A lot of marketers continue an unhealthy obsession with spending time purely in Facebook and Twitter. I see it again and again. And while Facebook and Twitter absolutely should have a place within a larger digital strategy, your marketing does not start and end with them. They’re outposts but not a hub.

What happens when you take a holistic approach and focus opt in at the source? You provide a valuable destination that a community of sites, networks and people can point at.

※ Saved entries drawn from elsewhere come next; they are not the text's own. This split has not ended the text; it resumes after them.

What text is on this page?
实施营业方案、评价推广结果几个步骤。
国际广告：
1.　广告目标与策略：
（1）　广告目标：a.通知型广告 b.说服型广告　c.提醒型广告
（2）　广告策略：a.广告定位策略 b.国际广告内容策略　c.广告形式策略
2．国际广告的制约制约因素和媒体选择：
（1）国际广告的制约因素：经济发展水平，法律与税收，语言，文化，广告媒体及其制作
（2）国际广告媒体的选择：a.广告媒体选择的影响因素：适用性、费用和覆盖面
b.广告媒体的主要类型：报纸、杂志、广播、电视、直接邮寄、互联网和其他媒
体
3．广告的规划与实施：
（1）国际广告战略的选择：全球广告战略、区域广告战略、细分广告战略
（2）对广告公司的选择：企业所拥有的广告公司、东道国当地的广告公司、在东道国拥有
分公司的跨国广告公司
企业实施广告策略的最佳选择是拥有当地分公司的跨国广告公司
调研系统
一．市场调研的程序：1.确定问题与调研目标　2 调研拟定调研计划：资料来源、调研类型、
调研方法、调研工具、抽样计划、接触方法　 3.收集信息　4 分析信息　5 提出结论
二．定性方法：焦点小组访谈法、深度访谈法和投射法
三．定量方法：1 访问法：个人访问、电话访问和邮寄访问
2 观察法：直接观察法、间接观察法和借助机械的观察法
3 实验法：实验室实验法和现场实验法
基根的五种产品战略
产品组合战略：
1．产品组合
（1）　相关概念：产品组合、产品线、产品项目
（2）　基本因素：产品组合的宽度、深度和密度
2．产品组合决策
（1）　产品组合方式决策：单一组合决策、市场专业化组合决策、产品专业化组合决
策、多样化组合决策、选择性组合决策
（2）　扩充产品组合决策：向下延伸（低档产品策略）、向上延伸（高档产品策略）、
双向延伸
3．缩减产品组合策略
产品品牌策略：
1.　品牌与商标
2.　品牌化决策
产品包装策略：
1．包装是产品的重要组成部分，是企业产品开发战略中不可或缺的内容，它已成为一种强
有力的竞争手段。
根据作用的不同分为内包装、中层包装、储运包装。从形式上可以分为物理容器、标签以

Let me illustrate this with an example of the sources for the last one million or so visits to a site I market:

 

Note by marketing the site holistically, organic visits have come from more than 5,000 sources and mediums. So how do Facebook and Twitter come into the mix? Their traffic contributions look like this:

 

Sizable for sure, but the point to make here is they don’t own a monopoly on traffic and attention on the web. Live by Facebook and Twitter, die by Facebook and Twitter.

There is a huge mix of sites, networks and apps spanning every category that can become potential referrers when you market a site and gain critical mass of organic traffic. Certainly Facebook and Twitter can reach influential people who then link to you on the open web. But these are not the only places (or ways) to connect with those influencers and if your traffic is mostly Facebook and Twitter you probably haven’t crossed the threshold necessary to achieve increasing returns.

Jeremiah of Altimeter Group notes to broaden your mix and he’s right, there is a long tail of sites and communities even if there is an inequality of buzz about the largest ones. Eric Friedman at Foursquare notes your site is an island, so build more routes that cross through it and you’ll grow.